No clearer icon of the post-America world is necessary than the figure of Mark Zuckerburg, who, modest in his Ralph Lauren tee-shirt, just a year ago earned 18 billion dollars in an afternoon, flummoxing the best of Wall Street securities analysts in the process. He represents Industrial Revolution #III (IR III), as compared to Jack Welch’s (IR II) in the 20th Century and John Jacob Astor’s IR I in the 19th Century. Welch’s General Electric took more than a century to build. Facebook coalesced, came together in eight years.
Robert Reich, Professor of Public Policy at the University of California at Berkeley and formerly Secretary of Labor in the Clinton administration, was named by Time Magazine one of the ten most effective cabinet secretaries of the last century. In his recent book Beyond Outrage, he details some of the numerous ways in which Wall Street commits atrocities despite the Dodd-Frank Bill, despite the Volker Rule, despite the Glass-Steagall Act, all of which were designed to rein in the freebooting excesses of free enterprise gone unregulated.
It is undoubtedly a matter of public choice whether big banks should be allowed to take the kind of risky bets that plunged the economy into the worst downturn since the Great Depression, and whether people with great wealth should be able to buy our democracy with huge campaign contributions.
What do we do while we’re waiting for the new Industrial Revolution?
We are perilously close to losing an economy and a democracy that work for everyone, and replacing them with an economy and government that exist mainly for a few wealthy and powerful people…
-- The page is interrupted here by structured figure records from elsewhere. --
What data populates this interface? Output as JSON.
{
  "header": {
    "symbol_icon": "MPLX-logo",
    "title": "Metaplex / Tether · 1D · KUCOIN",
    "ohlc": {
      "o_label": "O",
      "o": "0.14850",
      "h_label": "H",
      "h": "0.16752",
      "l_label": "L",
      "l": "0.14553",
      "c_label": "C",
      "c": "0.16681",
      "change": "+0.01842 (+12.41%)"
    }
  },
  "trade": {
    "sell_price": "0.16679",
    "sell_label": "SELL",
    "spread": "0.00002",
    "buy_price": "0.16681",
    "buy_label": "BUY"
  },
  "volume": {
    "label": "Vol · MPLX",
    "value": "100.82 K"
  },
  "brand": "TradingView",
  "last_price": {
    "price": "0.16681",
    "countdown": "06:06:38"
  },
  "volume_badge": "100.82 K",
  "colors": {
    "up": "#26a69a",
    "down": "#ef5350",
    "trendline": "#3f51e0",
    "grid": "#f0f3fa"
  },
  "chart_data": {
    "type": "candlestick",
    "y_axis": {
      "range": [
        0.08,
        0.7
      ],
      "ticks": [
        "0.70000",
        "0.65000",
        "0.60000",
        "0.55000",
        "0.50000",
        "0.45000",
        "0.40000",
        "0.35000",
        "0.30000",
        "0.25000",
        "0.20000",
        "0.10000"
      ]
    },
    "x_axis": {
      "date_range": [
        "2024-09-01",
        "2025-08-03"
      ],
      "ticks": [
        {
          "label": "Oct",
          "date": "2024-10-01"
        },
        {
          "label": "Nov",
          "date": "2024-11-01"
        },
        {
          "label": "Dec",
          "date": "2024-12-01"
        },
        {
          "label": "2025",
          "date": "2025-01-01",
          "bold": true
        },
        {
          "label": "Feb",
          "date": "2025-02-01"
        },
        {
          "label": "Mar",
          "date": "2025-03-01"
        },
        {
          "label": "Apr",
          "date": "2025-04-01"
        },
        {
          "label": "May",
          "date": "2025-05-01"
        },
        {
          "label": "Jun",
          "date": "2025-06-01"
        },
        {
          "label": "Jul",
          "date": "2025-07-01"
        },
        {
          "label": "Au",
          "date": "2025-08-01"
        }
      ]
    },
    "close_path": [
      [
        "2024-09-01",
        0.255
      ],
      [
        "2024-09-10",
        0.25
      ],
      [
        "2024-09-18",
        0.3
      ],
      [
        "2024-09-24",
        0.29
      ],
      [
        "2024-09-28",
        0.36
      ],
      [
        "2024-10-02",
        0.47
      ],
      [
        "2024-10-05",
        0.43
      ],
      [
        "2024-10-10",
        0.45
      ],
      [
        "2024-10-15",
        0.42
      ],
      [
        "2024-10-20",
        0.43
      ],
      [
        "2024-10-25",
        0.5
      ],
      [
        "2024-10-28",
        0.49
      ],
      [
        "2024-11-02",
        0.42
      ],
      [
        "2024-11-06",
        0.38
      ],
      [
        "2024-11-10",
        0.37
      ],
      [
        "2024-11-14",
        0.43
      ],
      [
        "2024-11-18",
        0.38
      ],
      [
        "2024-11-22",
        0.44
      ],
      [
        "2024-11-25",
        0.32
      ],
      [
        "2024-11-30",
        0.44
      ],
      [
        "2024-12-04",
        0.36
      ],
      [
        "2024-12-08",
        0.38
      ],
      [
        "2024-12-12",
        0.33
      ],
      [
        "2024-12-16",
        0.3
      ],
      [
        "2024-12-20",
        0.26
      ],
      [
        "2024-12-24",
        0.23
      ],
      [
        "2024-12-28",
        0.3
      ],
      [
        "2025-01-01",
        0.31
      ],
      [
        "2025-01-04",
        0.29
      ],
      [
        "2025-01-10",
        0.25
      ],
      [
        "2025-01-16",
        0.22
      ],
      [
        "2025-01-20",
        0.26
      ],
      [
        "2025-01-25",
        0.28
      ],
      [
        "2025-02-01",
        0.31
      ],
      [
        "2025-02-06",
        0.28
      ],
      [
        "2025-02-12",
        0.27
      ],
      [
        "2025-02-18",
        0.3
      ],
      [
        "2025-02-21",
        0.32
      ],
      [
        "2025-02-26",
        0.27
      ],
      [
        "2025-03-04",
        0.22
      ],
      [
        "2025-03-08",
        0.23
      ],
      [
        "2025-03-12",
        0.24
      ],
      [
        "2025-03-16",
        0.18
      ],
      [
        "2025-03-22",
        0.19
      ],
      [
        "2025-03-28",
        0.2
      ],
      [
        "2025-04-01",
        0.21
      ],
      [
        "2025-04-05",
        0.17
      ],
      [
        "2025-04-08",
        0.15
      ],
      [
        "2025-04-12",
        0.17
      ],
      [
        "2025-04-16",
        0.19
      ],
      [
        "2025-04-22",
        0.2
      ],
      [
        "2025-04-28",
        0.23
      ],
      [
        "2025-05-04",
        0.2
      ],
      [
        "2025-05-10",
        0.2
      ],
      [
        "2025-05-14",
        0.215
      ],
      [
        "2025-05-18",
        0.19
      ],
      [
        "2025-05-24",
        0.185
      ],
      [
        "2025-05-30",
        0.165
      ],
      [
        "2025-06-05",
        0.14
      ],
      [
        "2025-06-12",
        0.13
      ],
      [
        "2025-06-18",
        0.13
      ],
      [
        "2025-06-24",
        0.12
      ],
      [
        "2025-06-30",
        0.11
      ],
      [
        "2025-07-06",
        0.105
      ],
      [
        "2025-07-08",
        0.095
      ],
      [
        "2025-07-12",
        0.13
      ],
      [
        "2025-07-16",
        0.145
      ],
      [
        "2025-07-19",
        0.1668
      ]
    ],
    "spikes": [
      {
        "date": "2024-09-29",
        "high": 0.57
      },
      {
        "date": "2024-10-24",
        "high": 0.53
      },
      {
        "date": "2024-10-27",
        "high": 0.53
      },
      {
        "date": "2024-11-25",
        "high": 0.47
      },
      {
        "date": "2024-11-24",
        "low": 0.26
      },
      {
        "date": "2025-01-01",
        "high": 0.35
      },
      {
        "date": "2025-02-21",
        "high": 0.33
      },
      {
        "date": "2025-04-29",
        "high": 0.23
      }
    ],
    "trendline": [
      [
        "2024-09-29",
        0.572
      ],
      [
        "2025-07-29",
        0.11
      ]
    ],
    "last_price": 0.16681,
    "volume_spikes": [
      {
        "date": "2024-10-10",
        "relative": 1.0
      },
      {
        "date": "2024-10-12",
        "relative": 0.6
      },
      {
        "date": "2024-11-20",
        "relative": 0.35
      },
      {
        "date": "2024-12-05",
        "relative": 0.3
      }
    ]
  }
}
Cut the budget where the real bloat is. Military spending and corporate welfare. End weapons systems that don’t work and stop wars we shouldn’t be fighting to begin with, and we save over $300 billion a year. Cut corporate welfare – subsidies and special tax breaks going to big agribusiness, big oil, big pharma, and big insurance – and we save another $100 billion.”
Like drowning 500 lawyers – or politicians – that sounds like a good start.